Every week Comic Culture hosts Chris Owen and Walter Durajlija talk the comic book talk.
So kick back, relax and enjoy this week’s Comic Culture.
Oh, and please, please make sure you go out and support your local comic book shop.
Comic Culture is written by Walter Durajlija and engineered by Chris Owen.
Enjoy Comic Culture’s May 16th 2018 Edition:
The business model discussion was very interesting, but also it is interesting that a fairly hooked-in industry participant is just speculating on the reasons for pricing decisions. That DC doesn’t try to explain its pricing to dealers is peculiar, especially given your straightforward dissection of why comic book sales cannot be a meaningful profit-making activity for Time Warner yet is critical to their far larger entertainment and licensing.
Let’s just throw out some numbers: if DC sells one million comics a month at retail $3 and just breaks even (and let’s assume a dealer markup of 50% – you can tell me if that’s about right), that works out to a total cost of $18 million per year – maybe 5% of the domestic revenue from a reasonably performing movie based on the characters.
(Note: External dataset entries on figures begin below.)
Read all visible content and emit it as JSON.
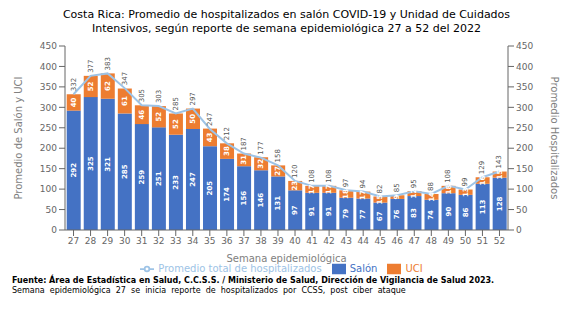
{
  "chart_data": {
    "type": "bar",
    "title": "Costa Rica: Promedio de hospitalizados en salón COVID-19 y Unidad de Cuidados\nIntensivos, según reporte de semana epidemiológica 27 a 52 del 2022",
    "xlabel": "Semana epidemiológica",
    "ylabel": "Promedio de Salón y UCI",
    "y2label": "Promedio Hospitalizados",
    "categories": [
      "27",
      "28",
      "29",
      "30",
      "31",
      "32",
      "33",
      "34",
      "35",
      "36",
      "37",
      "38",
      "39",
      "40",
      "41",
      "42",
      "43",
      "44",
      "45",
      "46",
      "47",
      "48",
      "49",
      "50",
      "51",
      "52"
    ],
    "series": [
      {
        "name": "Salón",
        "type": "bar",
        "color": "#4472C4",
        "values": [
          292,
          325,
          321,
          285,
          259,
          251,
          233,
          247,
          205,
          174,
          156,
          146,
          131,
          97,
          91,
          91,
          79,
          77,
          67,
          76,
          83,
          74,
          90,
          86,
          113,
          128
        ]
      },
      {
        "name": "UCI",
        "type": "bar",
        "color": "#ED7D31",
        "values": [
          40,
          52,
          62,
          61,
          46,
          52,
          52,
          50,
          43,
          38,
          31,
          32,
          27,
          23,
          17,
          17,
          18,
          17,
          15,
          9,
          12,
          14,
          18,
          13,
          16,
          15
        ]
      },
      {
        "name": "Promedio total  de hospitalizados",
        "type": "line",
        "color": "#9DC3E6",
        "values": [
          332,
          377,
          383,
          347,
          305,
          303,
          285,
          297,
          247,
          212,
          187,
          177,
          158,
          120,
          108,
          108,
          97,
          94,
          82,
          85,
          95,
          88,
          108,
          99,
          129,
          143
        ]
      }
    ],
    "stacked": true,
    "data_labels": true,
    "grid": false,
    "legend": "bottom",
    "ylim": [
      0,
      450
    ],
    "yticks": [
      0,
      50,
      100,
      150,
      200,
      250,
      300,
      350,
      400,
      450
    ],
    "y2lim": [
      0,
      450
    ],
    "y2ticks": [
      0,
      50,
      100,
      150,
      200,
      250,
      300,
      350,
      400,
      450
    ],
    "annotations": [
      "Fuente: Área de Estadística en Salud, C.C.S.S. / Ministerio de Salud, Dirección de Vigilancia de Salud 2023.",
      "Semana  epidemiológica  27  se  inicia  reporte  de  hospitalizados  por  CCSS,  post  ciber  ataque"
    ]
  }
}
In that case, why don’t they just give the comics away, as this would lead to the widest distribution and support of the much larger follow-on activities?
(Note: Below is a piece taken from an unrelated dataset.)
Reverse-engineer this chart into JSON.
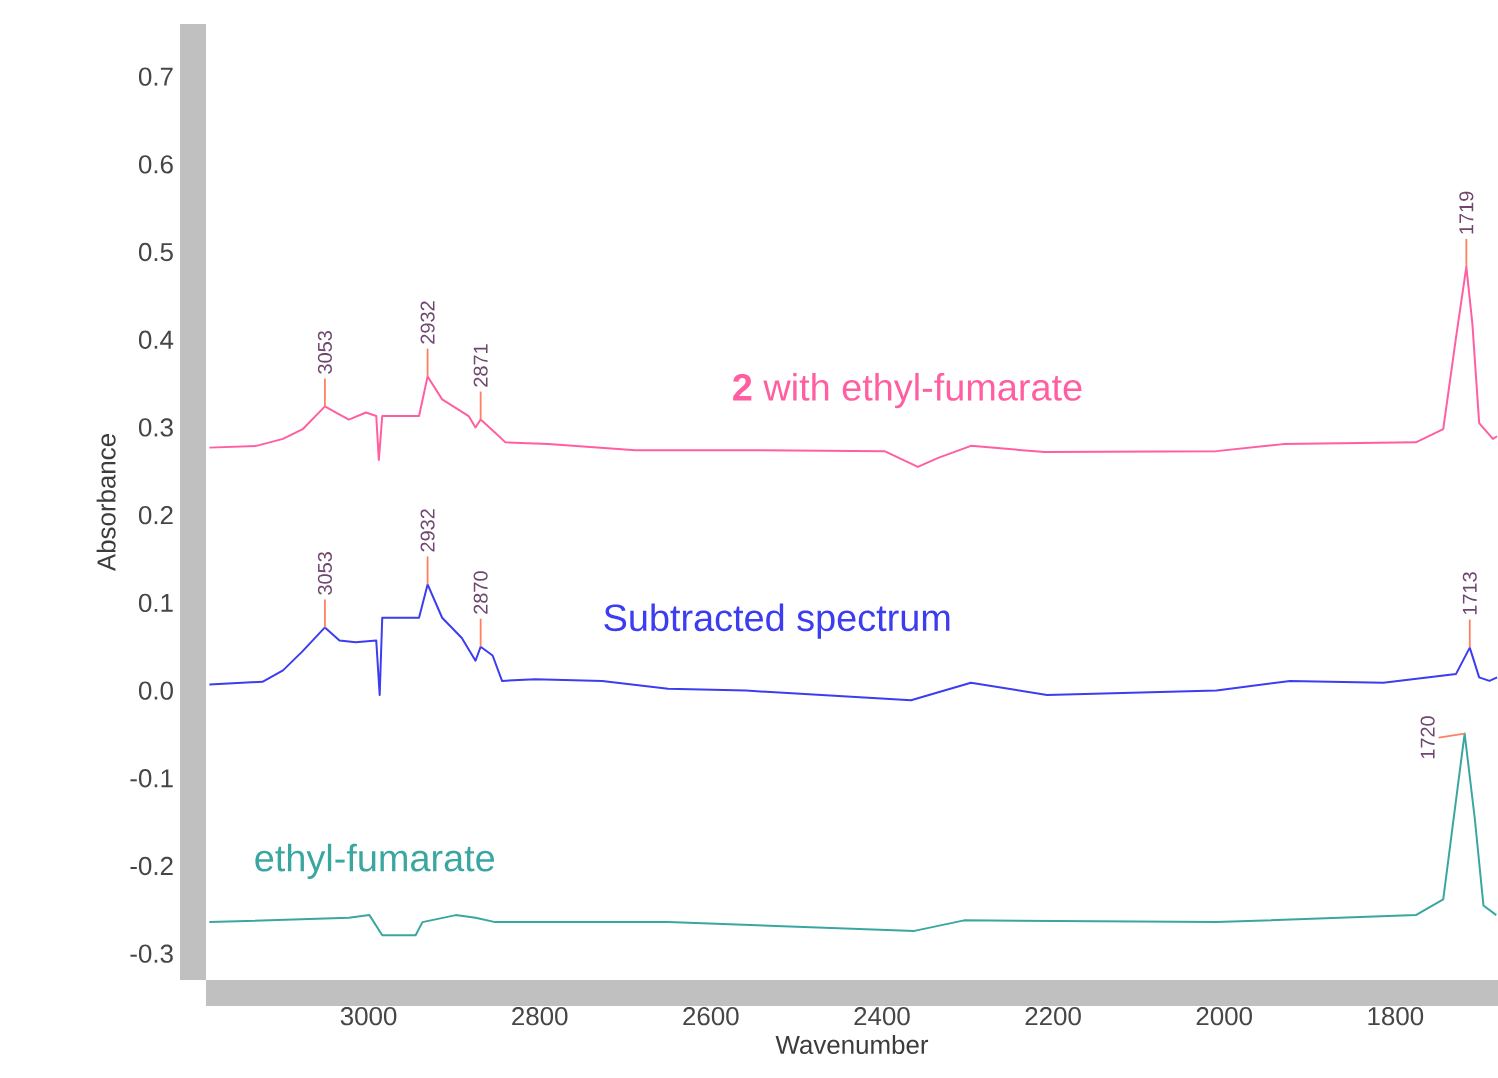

One answer is that if they gave them away (or charged a nominal cost to make sure only real readers would take the books) the demand would increase, and so would the variable costs. This suggests another answer – the cost structure is already inverted and DC already doesn’t cover its costs by a wide margin. If most of the costs are variable rather than fixed (paper, ink, distribution, etc.), raising the cost will further lower demand (as you have discussed), and so bring the net closer to breakeven by both increasing per unit cost and reducing the number of units sold. In that case, DC is and will still be running the comic publishing business as a money loser, but they have set a ceiling on this loss, and the price increase will keep them below the ceiling.
So imagine that it actually costs DC $5 per comic sold. Currently this is an annual cost of $60 million. The price increase will drop this in two ways – by decreasing the cost per comic to $4 and decreasing the readership. Following Walt’s fixed budget example, imagine the number of books sold decreases by 30% (and ignore the implied additional unit cost). Then DC’s annual cost drops to 700k * $4 * 12 = $34 million.
The downside for DC is reduced distribution and visibility – but already this is very low, and the cost increases will force out the marginal buyers rather that the core aficionados (who are the real targets). Using Walt’s terminology, what is really going on here is R&D, as well as marketing. By the argument above, DC’s R&D and marketing (via new comic publishing) budget would be about $50 million, and the price increase keeps it within this budget. (That number seems to high to me, but it’s just an example calculation.)
There is another aspect that might play into this, which is luxury marketing. Clearly at these prices comics are something of a “consumer luxury” (you can have lunch for the cost of one comic). It could be that there is a perception that DC books aren’t “as good as” Marvel’s simply because of the lower price. (Note that the “bargain” comics are always pitched to little kids, even though almost all of the variable costs are the same.) If the purpose of comic publishing these days is a combination of R&D and marketing, you don’t want to be perceived to be marketing a “low end” superhero. “DC charges less than Marvel because its not as popular” is not a sentiment that DC wants circulating in front of its movie releases or merchandising deals. The core comic buyer is the tip of the iceberg these days, but as in the case of the iceberg, they are the visible word-of-mouth marketing presence in front of all of the real money-making, so they need to be carefully managed.
Thanks Chris, you hit on some excellent points in your analysis.